All the previous questions are more sophisticated than I can understand and also slightly different to my puzzle.

Say you observe a crime and you have one possible suspect, so I have a belief about someone who might have done it. I am interested in how to update my beliefs about that suspect, every time a new crime is observed.

Here is how I am working this out.

So given a crime (Event A), what is the probability the Suspect did it (Event B)?

To answer this, we have to specify beliefs, right?

  1. We have to say what we believe to be the probability of the crime given the Suspect did not do it. Prob(A). This would just be the baseline probability of such a crime occurring, right? So let's say we have good reason to believe $Prob(A) = .01$.

  2. We have to state our prior belief the Suspect did it, prior to what we learned from the crime scene. Let's say the suspect has been on our radar from before the crime, so before the crime we'd estimate he has a 15% chance of committing this crime. $Prob(B) = .15$.

  3. Next we have to state the probability of observing the crime if the suspect did it, right? It's not clear to me if I'm supposed to calculate this somehow or is this also just a subjective belief? Like based on whether we think the Suspect would cover it up well or fail to cover it up well? Or should I calculate this as a conditional probability? As in

$Prob(A|B) = Prob(A $ and $ B) / Prob(B) = .0015 / .15 = .01$

Bonus if you can clarify this please but even if I'm wrong perhaps let's just say this probability is .01.

  1. Then our posterior probability, the probability the Suspect committed the crime given the crime, would be

$Prob(B|A)$ = $Prob(A|B)$ x $Prob(B)$ / $Prob(A)$

Right? This would be:

.01 * .15 / .01 = .0015

So my first question is, is this correct? If not, could you please explain my mistake and give me the correct answer to this puzzle? It should be pretty easy for you all! :-)

My second question is, if I observe a new crime, how do I update this probability? And so on with each new crime?
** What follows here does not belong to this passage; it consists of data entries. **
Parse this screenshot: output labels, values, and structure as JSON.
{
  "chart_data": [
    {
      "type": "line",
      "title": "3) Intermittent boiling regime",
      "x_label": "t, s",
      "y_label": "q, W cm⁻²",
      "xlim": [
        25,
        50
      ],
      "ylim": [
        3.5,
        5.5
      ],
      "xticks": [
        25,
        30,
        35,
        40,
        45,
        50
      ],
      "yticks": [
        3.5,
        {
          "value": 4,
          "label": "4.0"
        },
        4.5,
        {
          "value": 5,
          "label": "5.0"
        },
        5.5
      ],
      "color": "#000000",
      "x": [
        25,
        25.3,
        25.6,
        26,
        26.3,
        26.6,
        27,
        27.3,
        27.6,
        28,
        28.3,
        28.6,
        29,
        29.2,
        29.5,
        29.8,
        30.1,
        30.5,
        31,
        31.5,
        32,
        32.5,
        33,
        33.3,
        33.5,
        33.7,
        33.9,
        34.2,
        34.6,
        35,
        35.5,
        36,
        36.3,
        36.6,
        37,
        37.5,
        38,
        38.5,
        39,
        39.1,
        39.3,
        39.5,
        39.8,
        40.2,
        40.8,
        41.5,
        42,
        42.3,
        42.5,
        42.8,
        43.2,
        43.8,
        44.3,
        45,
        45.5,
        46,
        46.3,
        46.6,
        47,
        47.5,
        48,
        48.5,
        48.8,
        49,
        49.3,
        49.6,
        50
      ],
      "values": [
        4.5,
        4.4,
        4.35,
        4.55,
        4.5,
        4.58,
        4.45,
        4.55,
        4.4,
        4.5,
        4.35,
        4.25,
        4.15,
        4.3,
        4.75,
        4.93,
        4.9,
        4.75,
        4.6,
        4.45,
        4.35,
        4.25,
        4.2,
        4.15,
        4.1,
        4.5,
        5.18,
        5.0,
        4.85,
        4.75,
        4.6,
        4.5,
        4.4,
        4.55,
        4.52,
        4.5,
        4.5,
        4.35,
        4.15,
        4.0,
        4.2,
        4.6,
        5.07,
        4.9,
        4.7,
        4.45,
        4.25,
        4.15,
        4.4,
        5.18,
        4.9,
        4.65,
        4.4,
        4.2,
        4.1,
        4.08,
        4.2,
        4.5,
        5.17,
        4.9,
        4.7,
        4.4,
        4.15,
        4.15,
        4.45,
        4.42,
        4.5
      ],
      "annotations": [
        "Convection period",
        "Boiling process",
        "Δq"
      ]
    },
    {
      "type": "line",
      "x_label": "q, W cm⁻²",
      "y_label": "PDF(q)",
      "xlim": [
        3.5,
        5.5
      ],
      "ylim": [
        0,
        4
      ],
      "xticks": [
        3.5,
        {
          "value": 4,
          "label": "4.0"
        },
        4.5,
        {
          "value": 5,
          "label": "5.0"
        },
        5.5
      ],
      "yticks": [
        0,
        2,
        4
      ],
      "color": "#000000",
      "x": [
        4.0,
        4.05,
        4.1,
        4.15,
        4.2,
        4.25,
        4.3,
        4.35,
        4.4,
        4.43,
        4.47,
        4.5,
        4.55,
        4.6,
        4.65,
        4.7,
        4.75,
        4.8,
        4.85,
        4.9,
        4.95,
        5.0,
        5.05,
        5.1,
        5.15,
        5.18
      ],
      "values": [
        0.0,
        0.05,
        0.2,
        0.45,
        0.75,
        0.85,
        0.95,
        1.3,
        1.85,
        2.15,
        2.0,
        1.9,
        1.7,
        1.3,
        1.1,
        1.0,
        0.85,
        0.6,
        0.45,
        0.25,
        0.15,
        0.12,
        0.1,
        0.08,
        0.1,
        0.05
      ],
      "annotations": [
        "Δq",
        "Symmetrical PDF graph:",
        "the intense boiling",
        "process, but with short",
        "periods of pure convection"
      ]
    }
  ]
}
Thank you very, very much for your time!

  • $\begingroup$ This seems to merit a self-study tag. $\endgroup$
    – Xi'an
    Oct 29, 2016 at 17:26

1 Answer 1


Unfortunately, it it not that simple. Knowing only the marginal probabilities $P(A)$ and $P(B)$ is insufficient to apply Bayes theorem. What you also need to know is the conditional probabilities $P(A\mid B)$ and $P(A\mid \neg B)$, since Bayes theorem is

$$ P(B\mid A) = \frac{P(A\mid B)\,P(B)}{ P(A\mid B) \,P(B) + P(A\mid \neg B) \,P(\neg B)} $$

In your question you mention base rate, in fact Bayes theorem can be applied to cases where you want to correct probabilities for a base rate. This answer describes in detail how results of diagnostic test can be corrected for base rate using Bayes theorem (nice examples are also given on Wikipedia in article Base rate fallacy).

Notice that such usage of Bayes theorem has nothing to do with updating subjective prior probabilities given the data as in Bayesian statistics. Applying Bayes theorem is not the same as using Bayesian statistics. I recently given answer to similar question as yours where I describe in detail that is the difference and how to solve problems similar as yours. In such case you need a prior, i.e. a distribution describing your out-of-data knowledge about some phenomenon (assumed distribution of parameter $\theta$); likelihood, i.e. a distribution describing conditional probability of observing the data you have given parameter $\theta$:

$$ \underbrace{p(\theta \mid X)}_\text{posterior} \propto \underbrace{p(X \mid \theta)}_\text{likelihood} \; \underbrace{p(\theta)}_\text{prior} $$

So it is used in different context, but check the answer I refer to for more details.